Peur: Certains la voient bleue. C’est avant tout une méduse, qui flotte, languide, souple. Elle s’empare d’abord du bas-ventre. Ses filaments sont longs et vibrent sans cesse, provoquent des fourmis, mais pas du genre agréable, non. Ils alourdissent l’estomac, puis remontent, le long de l’oesophage, enserrent la gorge, montent jusqu’au cerveau, y déposent des oeufs de et si…
Elle fait transpirer, rance, trempe le front de sueur graisseuse, qui n’a aucun rapport avec l’effort. La respiration s’accélère. On s’en moque, trop occupés à lutter contre l’éclosion des conditionnels dans le fond du cervelet. Elle ne meurt pas, jamais, vraiment. Comme les sorbets d’une gelatteria, il en existe à tout les parfums et en toutes tailles:
Il y a la petite, fugace, à peine un spasme, lorsque le pas est trop près du vide.
Il y a celle, molle et puissante, qui pousse dans les ruelles la nuit, sur les pas en échos, dans les fourrés obscurs, au fond des placards et sous les lits des enfants.
Il y a l’espèce pernicieuse, qui naît des menaces et des non-dits, minuscule, mais aux filaments interminables, qui se prolongent dans le futur.
Et finalement, la reine de toutes, paralysante, au poison mortel pour l’âme. Celle qui vient avec le cercueil et le tombeau, le bonneteau du dernier seuil. On la porte en soi comme un kyste, qui chaque jour grandit un peu. Parfois, on l’oublie et cela se nomme bonheur, mais quand il nous abandonne, elle demeure, patiente. On lutte contre elle, toujours, on la nie, mais son reflet est dans les rides, sa cohorte défile sur l’écran de la télévision, vicieuse conspiration de miroirs, dans chaque accident, chaque attentat. On la contemple, fascinés comme le hérisson face au trente tonnes, l’oie au gavage. On la fuit mais elle nous colle aux semelles. On l’endort, mais sa face aveugle attend. Un vieillard défuncte: elle s’éveille truculente et nous ausculte les boyaux, retombe inerte, jusqu’au prochain décès, prête à nous rappeler le nôtre.
Oui, l’Irukandji de toutes les trouilles: la peur de mourir.
Hôtel: Lieu où, en échange de valeurs sonnantes ou digitales, il sera fourni: une entrée sans paillasson, un lit sans mémoire, une chambre sans cuisine.
- Bienvenus chez moi!
Paul Erdös
Microcosme qui évoque le paquebot sans se déplacer, la prison sans les barreaux, l'hôpital sans les médecins et la garnison sans la diane.
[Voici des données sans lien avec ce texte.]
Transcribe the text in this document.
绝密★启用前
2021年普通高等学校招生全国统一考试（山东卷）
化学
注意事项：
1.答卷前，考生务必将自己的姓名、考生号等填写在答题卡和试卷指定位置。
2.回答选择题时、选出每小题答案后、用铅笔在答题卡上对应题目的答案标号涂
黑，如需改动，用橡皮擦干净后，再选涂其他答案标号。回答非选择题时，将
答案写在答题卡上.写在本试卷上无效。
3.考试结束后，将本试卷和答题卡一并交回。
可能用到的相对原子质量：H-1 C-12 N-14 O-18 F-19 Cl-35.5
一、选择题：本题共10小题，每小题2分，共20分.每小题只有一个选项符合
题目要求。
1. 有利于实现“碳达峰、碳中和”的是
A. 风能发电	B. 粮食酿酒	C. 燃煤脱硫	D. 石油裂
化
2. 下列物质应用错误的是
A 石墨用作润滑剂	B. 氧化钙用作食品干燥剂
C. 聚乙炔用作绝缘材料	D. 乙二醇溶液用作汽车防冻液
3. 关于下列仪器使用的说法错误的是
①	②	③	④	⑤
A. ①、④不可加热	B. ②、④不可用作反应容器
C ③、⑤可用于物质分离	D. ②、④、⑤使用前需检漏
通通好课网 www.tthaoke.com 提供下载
Il possède ses scélérats et ses héros, ses légendes et ses faits d'armes.
Comme beaucoup de théâtres de cette vaste et sublime comédie de l'existence, il possède la forme des icebergs et des fourmilières. Croyez-moi, cher lecteur, faites-vous ponériné ou pingouin, le temps d'une saison, afin de profiter pleinement des coulisses.
Là, se jouent des pièces à faire pâlir d'envie Corneille et Machiavel tout d'un et dont les intrigues feraient de Macbeth un livre d'heures d'une vieille dame pieuse.